Ex-technology companies.
One of the most interesting questions I got after joining Calm in 2020 was whether Calm was a technology company. Most interestingly, this question wasn’t coming from friends or random strangers on the internet, it was coming from the engineers working there! In an attempt to answer those questions, I wrote up some notes, which summarize two perspectives on “being a technology company.”
The first perspective is Ben Thompson’s “Software has zero marginal costs.” You’re a technology company if adding your next user doesn’t create more costs to support that user. Yes, it’s not really zero, e.g. Stripe has some additional human overhead for managing fraud for each incremental user it adds, but it’s a sufficiently low coefficient that it’s effectively zero. This is the investor perspective, and matters predominantly to companies because it will change how their valuation is calculated, which in turn plays a significant role in investor, founder, and employee compensation.
If a company is a technology company in a “good” vertical, then the valuation might be 7-10x revenue. If it’s not a technology company, the valuation might be 2-5x revenue. The rationale behind this difference is that a technology company should be able to push its gross margin to 70+% as it matures, which will drive significantly higher cash flow, and most valuations are anchored in discounted future cash flow. This also means that if you’re perceived as a technology company one year, and then not perceived as a technology company a few years later, your company’s valuation plummets.

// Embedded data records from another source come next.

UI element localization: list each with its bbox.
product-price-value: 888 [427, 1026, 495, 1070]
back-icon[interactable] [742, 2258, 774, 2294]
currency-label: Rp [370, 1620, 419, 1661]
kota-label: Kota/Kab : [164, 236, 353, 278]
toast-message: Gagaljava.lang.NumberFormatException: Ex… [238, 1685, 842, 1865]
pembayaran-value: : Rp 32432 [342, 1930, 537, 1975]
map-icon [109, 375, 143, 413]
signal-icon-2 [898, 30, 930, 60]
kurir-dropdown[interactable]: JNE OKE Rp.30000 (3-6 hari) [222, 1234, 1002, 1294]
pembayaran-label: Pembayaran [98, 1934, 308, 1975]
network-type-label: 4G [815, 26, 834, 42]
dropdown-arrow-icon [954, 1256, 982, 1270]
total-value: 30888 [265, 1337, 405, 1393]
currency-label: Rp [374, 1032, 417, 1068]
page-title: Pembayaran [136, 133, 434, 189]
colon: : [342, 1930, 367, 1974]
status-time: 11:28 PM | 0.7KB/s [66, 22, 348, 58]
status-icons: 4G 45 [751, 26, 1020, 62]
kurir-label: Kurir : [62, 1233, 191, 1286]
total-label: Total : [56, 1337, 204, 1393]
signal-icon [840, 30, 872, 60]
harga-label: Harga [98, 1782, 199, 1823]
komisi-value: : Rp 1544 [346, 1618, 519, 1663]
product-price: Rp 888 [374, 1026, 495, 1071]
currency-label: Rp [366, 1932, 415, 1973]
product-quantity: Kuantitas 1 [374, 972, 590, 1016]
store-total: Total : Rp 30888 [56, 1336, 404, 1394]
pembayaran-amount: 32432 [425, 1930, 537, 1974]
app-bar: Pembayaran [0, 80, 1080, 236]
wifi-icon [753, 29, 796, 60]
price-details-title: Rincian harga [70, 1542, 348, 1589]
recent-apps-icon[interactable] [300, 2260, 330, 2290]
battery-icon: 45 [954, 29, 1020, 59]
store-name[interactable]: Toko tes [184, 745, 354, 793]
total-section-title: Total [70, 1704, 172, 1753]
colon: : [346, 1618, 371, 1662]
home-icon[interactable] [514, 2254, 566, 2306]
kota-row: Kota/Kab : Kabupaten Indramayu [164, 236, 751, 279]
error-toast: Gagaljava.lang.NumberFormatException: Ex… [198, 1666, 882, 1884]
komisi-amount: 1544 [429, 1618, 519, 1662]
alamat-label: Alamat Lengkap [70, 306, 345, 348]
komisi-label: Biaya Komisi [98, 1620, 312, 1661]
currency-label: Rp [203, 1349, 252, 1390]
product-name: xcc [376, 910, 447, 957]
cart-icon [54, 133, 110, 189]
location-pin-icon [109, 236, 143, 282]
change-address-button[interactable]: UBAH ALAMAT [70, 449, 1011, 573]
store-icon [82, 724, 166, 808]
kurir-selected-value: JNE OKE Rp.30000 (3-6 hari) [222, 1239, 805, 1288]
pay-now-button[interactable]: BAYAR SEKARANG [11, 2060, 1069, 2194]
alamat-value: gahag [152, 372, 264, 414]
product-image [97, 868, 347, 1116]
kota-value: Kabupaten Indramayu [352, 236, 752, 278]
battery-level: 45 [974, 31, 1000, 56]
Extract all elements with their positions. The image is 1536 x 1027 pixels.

The second perspective on being a technology company is captured by Camille Fournier, “A company where engineering has a seat at the table for strategic discussions.” This is the employee perspective regarding how it feels to work within a company. If engineering has a meaningful influence in how the company makes decisions, then doing engineering work at that company will generally be a rewarding experience. If they don’t have much influence, then they’ll generally be treated as a cost center.
The recent trend that I want to apply these definitions to is that I see a number of companies losing their “technology company status.” These fallen technology companies are creating a new striation of company, whose employees and investors think of themselves as being in a technology company, but where the company itself is no longer able to effectively provide that experience to employees, or valuation to investors.

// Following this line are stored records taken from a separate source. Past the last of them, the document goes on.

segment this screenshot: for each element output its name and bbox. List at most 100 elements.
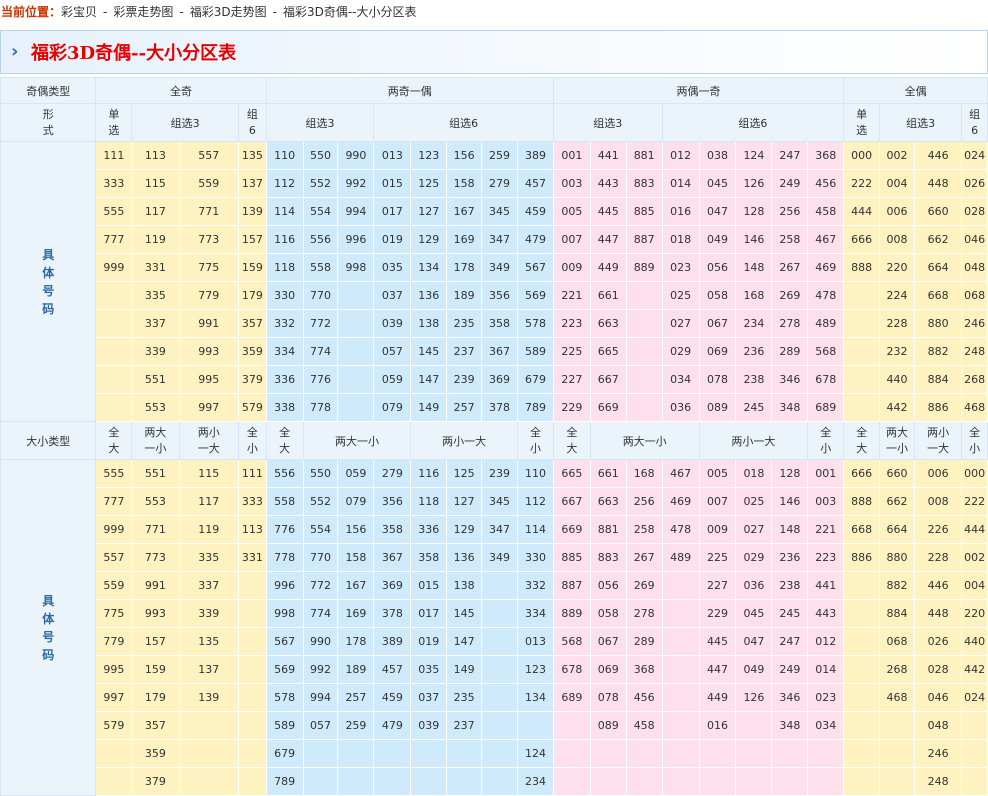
number-cell: 378 [481,393,518,422]
number-cell: 129 [410,225,448,254]
number-cell: 774 [302,337,339,366]
breadcrumb-link-current-page[interactable]: 福彩3D奇偶--大小分区表 [283,5,417,19]
number-cell: 009 [552,253,591,282]
number-cell: 357 [131,711,180,740]
breadcrumb: 当前位置：彩宝贝 - 彩票走势图 - 福彩3D走势图 - 福彩3D奇偶--大小分区表 [0,0,988,26]
number-cell: 237 [446,711,483,740]
number-cell [661,655,700,684]
breadcrumb-link-3d-trends[interactable]: 福彩3D走势图 [190,5,267,19]
number-cell: 239 [481,459,518,488]
number-cell: 235 [446,309,483,338]
number-cell: 222 [961,487,988,516]
number-cell: 772 [302,571,339,600]
breadcrumb-link-caibaobei[interactable]: 彩宝贝 [61,5,97,19]
number-cell: 117 [178,487,239,516]
number-cell: 358 [481,309,518,338]
number-cell: 115 [131,169,180,198]
number-cell [178,711,239,740]
number-cell: 149 [446,655,483,684]
number-cell [879,739,915,768]
number-cell: 775 [95,599,133,628]
number-cell [481,627,518,656]
number-cell: 367 [481,337,518,366]
number-cell: 046 [961,225,988,254]
table-row: 339 993 359 334 774 057 145 237 367 589 225 665 029 0… [1,337,988,366]
number-cell [481,655,518,684]
number-cell: 330 [265,281,304,310]
number-cell: 145 [446,599,483,628]
number-cell: 046 [913,683,963,712]
number-cell: 007 [698,487,737,516]
number-cell: 444 [843,197,881,226]
subheader-all-small: 全 小 [807,421,845,460]
number-cell [238,571,267,600]
number-cell: 444 [961,515,988,544]
number-cell: 666 [843,459,881,488]
number-cell: 887 [552,571,591,600]
number-cell: 557 [178,141,239,170]
number-cell: 888 [843,487,881,516]
number-cell: 467 [661,459,700,488]
number-cell: 158 [446,169,483,198]
number-cell: 999 [95,253,133,282]
number-cell: 664 [879,515,915,544]
table-row: 具 体 号 码 111 113 557 135 110 550 990 013 123 156 25… [0,141,988,422]
number-cell: 012 [807,627,845,656]
number-cell: 002 [961,543,988,572]
number-cell: 058 [698,281,737,310]
number-cell: 006 [879,197,915,226]
number-cell: 223 [807,543,845,572]
trend-table: 奇偶类型 全奇 两奇一偶 两偶一奇 全偶 形 式 单 选 组选3 组 6 组选3… [0,77,988,796]
number-cell: 111 [95,141,133,170]
number-cell: 189 [446,281,483,310]
number-cell: 124 [517,739,554,768]
number-cell: 222 [843,169,881,198]
number-cell: 024 [961,141,988,170]
number-cell: 552 [302,169,339,198]
number-cell: 234 [735,309,773,338]
number-cell [178,767,239,796]
number-cell [843,627,881,656]
number-cell: 129 [446,515,483,544]
number-cell: 169 [446,225,483,254]
number-cell: 998 [337,253,375,282]
number-cell [481,767,518,796]
subheader-all-small: 全 小 [238,421,267,460]
number-cell: 049 [735,655,773,684]
number-cell [843,571,881,600]
number-cell: 279 [481,169,518,198]
number-cell: 056 [698,253,737,282]
number-cell: 238 [771,571,809,600]
breadcrumb-link-lottery-trends[interactable]: 彩票走势图 [113,5,173,19]
chevron-right-icon: › [11,41,19,62]
number-cell: 884 [879,599,915,628]
subheader-two-small-one-big: 两小 一大 [913,421,963,460]
number-cell: 012 [661,141,700,170]
number-cell: 882 [879,571,915,600]
subheader-all-small: 全 小 [517,421,554,460]
number-cell: 068 [879,627,915,656]
number-cell: 001 [552,141,591,170]
breadcrumb-label: 当前位置： [1,5,62,19]
number-cell: 346 [771,365,809,394]
number-cell: 335 [131,281,180,310]
number-cell: 289 [625,627,663,656]
number-cell [625,365,663,394]
number-cell: 235 [446,683,483,712]
number-cell: 256 [771,197,809,226]
number-cell [843,767,881,796]
number-cell [302,739,339,768]
table-row: 553 997 579 338 778 079 149 257 378 789 229 669 036 0… [1,393,988,422]
number-cell: 036 [735,571,773,600]
number-cell [373,739,412,768]
number-cell: 014 [807,655,845,684]
subheader-group6: 组选6 [373,103,554,142]
number-cell: 027 [661,309,700,338]
number-cell: 239 [446,365,483,394]
number-cell: 269 [771,281,809,310]
number-cell: 089 [698,393,737,422]
table-row: 777 119 773 157 116 556 996 019 129 169 347 479 007 4… [1,225,988,254]
number-cell: 236 [735,337,773,366]
number-cell: 369 [481,365,518,394]
number-cell: 991 [178,309,239,338]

Companies are falling out of technology company status for a few reasons:
Their zero marginal costs were always aspirational constructs to attract investors. They can no longer find investors who believe in their dream, and they are not able to reach those zero marginal costs with their remaining cash reserves
They no longer believe they can change the business’ outcomes through R&D efforts, and as a result they shouldn’t include engineering as a major stakeholder in business decisions. I recently chatted with a data science leader who described their company reaching this state. They couldn’t show any business impact from the past two years of their product releases, so the finance team identified a surefire way for R&D to make a business impact: laying off much of the R&D team.
This is more extreme than the typical example of companies which have “overhired.” Those companies believe they have impactful R&D work to do, it’s simply that they have more capacity than high quality projects. These companies cannot identify non-maintenance R&D work that will make their business more valuable
The experience of working in this new striation of ex-technology company shares some of the ideas developed in Jean Yang’s Building Observability for 99% Developers: many of the latest ideas and trends are no longer appropriate or perhaps even affordable. However, compared to the 99% developer experience, this striation of ex-technology companies is in an even harder spot: they grew up, and established their R&D cost structures, believing they were technology companies. Now they have poor financial fundamentals and have downsized the R&D teams previously intended to build their way out of that predicament.
Organizations that spun up dedicated in-house build and deployment infrastructure have fixed engineering costs to maintain that infrastructure, and the math that convinced executives earlier–some sort of argument about the multiplicative effect on the impact of other engineers–doesn’t make as much sense anymore. But often you can’t just stop maintaining those investments, because that would require slowing down to decommission the existing systems, and ex-technology companies have little capacity for maintenance. Instead they’re focused on survival or roleplaying the motions of rapid product development despite actually spending the large majority of their time on maintenance.
This was the exact challenge we encountered after Digg’s layoffs: our architecture and processes had been designed for a team of ~50 engineers and now a team of ~10 had to operate it. Our service architecture of seven services made a great deal of sense for seven engineering teams, but was a lot less convenient for one engineering team with little redundancy in skillset.
If you’re trying to determine whether you’re in this ex-technology striation, the question I’d encourage you to ask yourself is whether R&D at your company can significantly change your company’s financial profile over the next three years. If the answer is yes, then I don’t think you’re a member. Even if you’re in a dark moment–and many people are in 2024–as long as you see a path for R&D to change your company’s financial fundamentals, stay hopeful.
On the other hand, if you simply don’t see a path to changing the underlying financials, then you probably have joined the new striation of ex-technology companies. This might be because your business never made sense as a technology company to begin with. Or it might be because your R&D operating structure is simply designed for a larger team than you’ll ever have again, and the work to solve that problem is uninvestable in your new circumstances.
The beautiful thing about our industry is that it’s a dynamic, living thing. We’re in a challenging pocket, but the good times are never too far around the corner either.